This is one of those situations where seemingly synonymous concepts might confuse newer programmers, such as I was when I first wrote this answer. You were close with your assumption based on Java, but backwards. The difference between these operators boils down to the matter of object equivalency vs. object identity, but contrary to what you assumed, ==
compares by value and is
compares by object id. From cpython's built-in documentation (as obtained from typing help("is")
at my interpreter's prompt, but also available online here):
Identity comparisons
====================
The operators "is" and "is not" test for object identity: "x is y" is
true if and only if x and y are the same object. Object identity
is determined using the "id()" function. "x is not y" yields the
inverse truth value.
To break this down a bit for less experienced programmers (or really anyone that needs a refresher), a rough definition of each concept is given as follows:
object equivalency: two references are equivalent if they have the
same effective value.
object identity: two references are identical if they refer to the same exact object, e.g. same memory location
object equivalency occurs in most of the situations that you might expect, such as if you compare 2 == 2
or [0, None, "Hello world!"] == [0, None, "Hello world!"]

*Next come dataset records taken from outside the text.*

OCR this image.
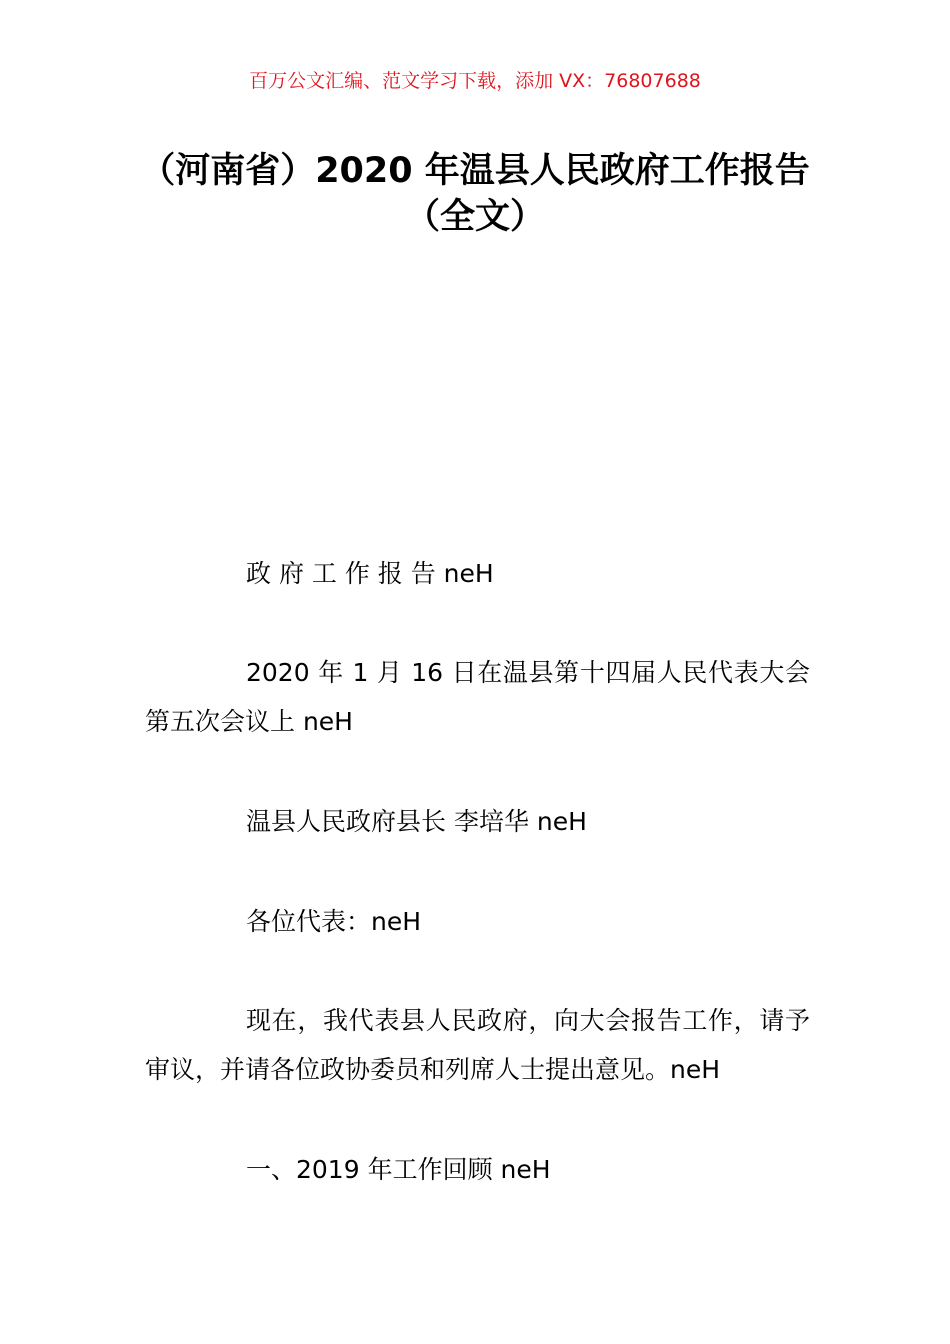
百万公文汇编、范文学习下载，添加 VX：76807688
（河南省）2020 年温县人民政府工作报告
（全文）

政 府 工 作 报 告 neH

2020 年 1 月 16 日在温县第十四届人民代表大会第五次会议上 neH

温县人民政府县长 李培华 neH

各位代表：neH

现在，我代表县人民政府，向大会报告工作，请予审议，并请各位政协委员和列席人士提出意见。neH

一、2019 年工作回顾 neH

. For built-in types, this is usually determined based on the value of the object, but user-defined types can define their own behavior by defining the __eq__
method (though it is still advised to do so in a way that reflects the complete value of the object).
Object identity is something that can lead to equivalence, but is, on the whole, a separate matter entirely. Object identity depends strictly on whether 2 objects (or rather, 2 references) refer to the exact same object in memory, as determined by id()

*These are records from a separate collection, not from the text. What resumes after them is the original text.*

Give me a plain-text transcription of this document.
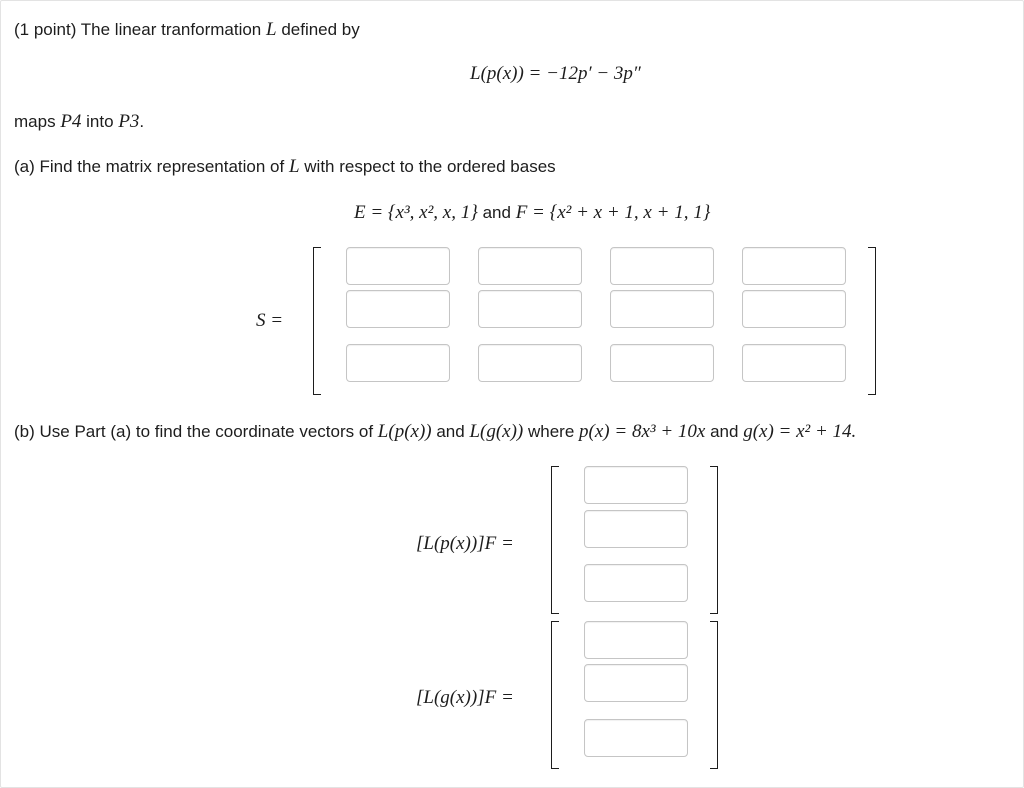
(1 point) The linear tranformation L defined by
L(p(x)) = −12p′ − 3p″
maps P4 into P3.
(a) Find the matrix representation of L with respect to the ordered bases
E = {x³, x², x, 1} and F = {x² + x + 1, x + 1, 1}
S =
(b) Use Part (a) to find the coordinate vectors of L(p(x)) and L(g(x)) where p(x) = 8x³ + 10x and g(x) = x² + 14.
[L(p(x))]F =
[L(g(x))]F =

. Some useful notes about identical references: because they refer to the same entity in memory, they will ALWAYS (at least in cpython) have the same value and, unless __eq__
was defined unconventionally, will therefore be equivalent. This even holds if you attempt to change one of the references through an in-place operation, such as list.append()
or my_object[0]=6
, and care should be taken to test identity and make copies of objects that should be separate (this is one of the main purposes of is
: detecting and dealing with aliases). For example:
>>> first_object = [1, 2, 3]
>>> aliased_object = first_object
>>> first_object is aliased_object
True
>>> aliased_object[0]= "this affects first_object"
>>> first_object
['this affects first_object', 2, 3]
>>> copied_object= first_object.copy() #there are other ways to do this, such as slice notation or the copy module, but this is the most simple and direct
>>> first_object is copied_object
False
>>> copied_object[2] = "this DOES NOT affect first_object"
>>> first_object
['this affects first_object', 2, 3]
>>> copied_object
['this affects first_object', 2, "this DOES NOT affect first_object"]
There are a lot of situations that can result in 2 references being aliased, but outside the assignment operator (which always creates a reference to the assigned object, as above), many of them depend on the exact implementation, e.g. not every implementation of Python will intern strings under the same circumstances or preemptively cache (I'm not sure what the proper term is in this case) the same range of integers. My installation of cpython, for instance, seems to have cached -8 on startup when this article seems to imply that's out of the normal range. Thus, even if is
seems to work in your dev environment, it's better to be on the same side, avoid inconsistent behavior altogether, and use ==
. is
should be reserved for situations where you actually want to compare identity.